By integrating trust, agency, identity coherence, and contextual modifiability into our framework, we move from a model of intervention delivery to one of person-centered transformation.
But redefining outcomes also means rethinking our practices. If coherence—not just acceptance—is the goal, then everything from intake to follow-up must be reshaped to reflect that. We may need to ask different questions, listen for different cues, and become comfortable with a less linear notion of progress. Outcome measures would not just track change—they would trace how a person reconfigures their world to stay connected, whole, and self-consistent.
And yes, someone will ask: isn’t this just acceptance by another name?
Here’s why it’s not.
Acceptance is a suitcase. You pack your hearing loss into something manageable. You carry it with you. It’s present, but external—something to work around.
Coherence is a skin graft. It fuses. It heals. It becomes part of the structure of who you are. You don’t carry it anymore. You become someone new because of it—seamlessly, and sometimes invisibly.
This is the difference between accommodating hearing loss and integrating it by using a device and becoming a different kind of listener.
Of course, identity coherence is not equally available to all. It's shaped by culture, community, trauma, and access to care. People who face structural barriers may not have the same opportunities to reconfigure their environment or feel safe integrating differences into their identity. Any future-facing outcome model must hold space for these inequities while still naming what good looks like.

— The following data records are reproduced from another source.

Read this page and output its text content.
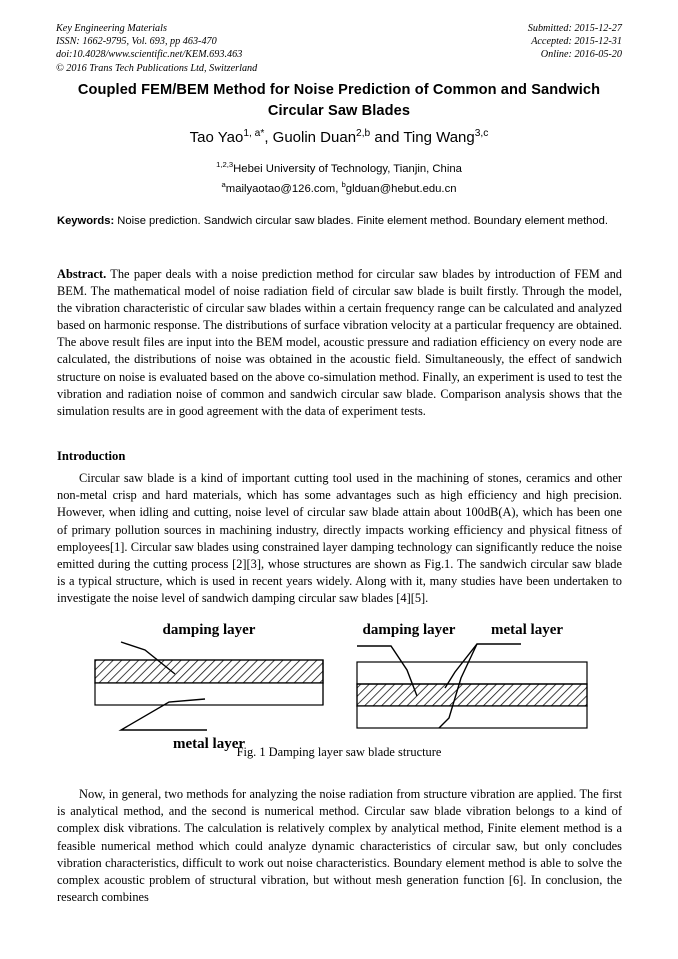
Key Engineering Materials
ISSN: 1662-9795, Vol. 693, pp 463-470
doi:10.4028/www.scientific.net/KEM.693.463
© 2016 Trans Tech Publications Ltd, Switzerland
Submitted: 2015-12-27
Accepted: 2015-12-31
Online: 2016-05-20
Coupled FEM/BEM Method for Noise Prediction of Common and Sandwich Circular Saw Blades
Tao Yao$^{1, a*}$, Guolin Duan$^{2,b}$ and Ting Wang$^{3,c}$
$^{1,2,3}$Hebei University of Technology, Tianjin, China
$^a$mailyaotao@126.com, $^b$glduan@hebut.edu.cn
Keywords: Noise prediction. Sandwich circular saw blades. Finite element method. Boundary element method.
Abstract. The paper deals with a noise prediction method for circular saw blades by introduction of FEM and BEM. The mathematical model of noise radiation field of circular saw blade is built firstly. Through the model, the vibration characteristic of circular saw blades within a certain frequency range can be calculated and analyzed based on harmonic response. The distributions of surface vibration velocity at a particular frequency are obtained. The above result files are input into the BEM model, acoustic pressure and radiation efficiency on every node are calculated, the distributions of noise was obtained in the acoustic field. Simultaneously, the effect of sandwich structure on noise is evaluated based on the above co-simulation method. Finally, an experiment is used to test the vibration and radiation noise of common and sandwich circular saw blade. Comparison analysis shows that the simulation results are in good agreement with the data of experiment tests.
Introduction
Circular saw blade is a kind of important cutting tool used in the machining of stones, ceramics and other non-metal crisp and hard materials, which has some advantages such as high efficiency and high precision. However, when idling and cutting, noise level of circular saw blade attain about 100dB(A), which has been one of primary pollution sources in machining industry, directly impacts working efficiency and physical fitness of employees[1]. Circular saw blades using constrained layer damping technology can significantly reduce the noise emitted during the cutting process [2][3], whose structures are shown as Fig.1. The sandwich circular saw blade is a typical structure, which is used in recent years widely. Along with it, many studies have been undertaken to investigate the noise level of sandwich damping circular saw blades [4][5].
damping layer
metal layer
damping layer metal layer
Fig. 1 Damping layer saw blade structure
Now, in general, two methods for analyzing the noise radiation from structure vibration are applied. The first is analytical method, and the second is numerical method. Circular saw blade vibration belongs to a kind of complex disk vibrations. The calculation is relatively complex by analytical method, Finite element method is a feasible numerical method which could analyze dynamic characteristics of circular saw, but only concludes vibration characteristics, difficult to work out noise characteristics. Boundary element method is able to solve the complex acoustic problem of structural vibration, but without mesh generation function [6]. In conclusion, the research combines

And let’s not forget the clinician. Coherence is not just a patient outcome—it’s a professional imperative. Clinicians need supportive environments to practice with integrity, empathy, and presence. Otherwise, we risk asking them to deliver coherence while experiencing fragmentation themselves.
The future of hearing care will not be defined by better devices alone. It will be defined by whether we’ve built systems, relationships, and tools that help people hear—and stay whole.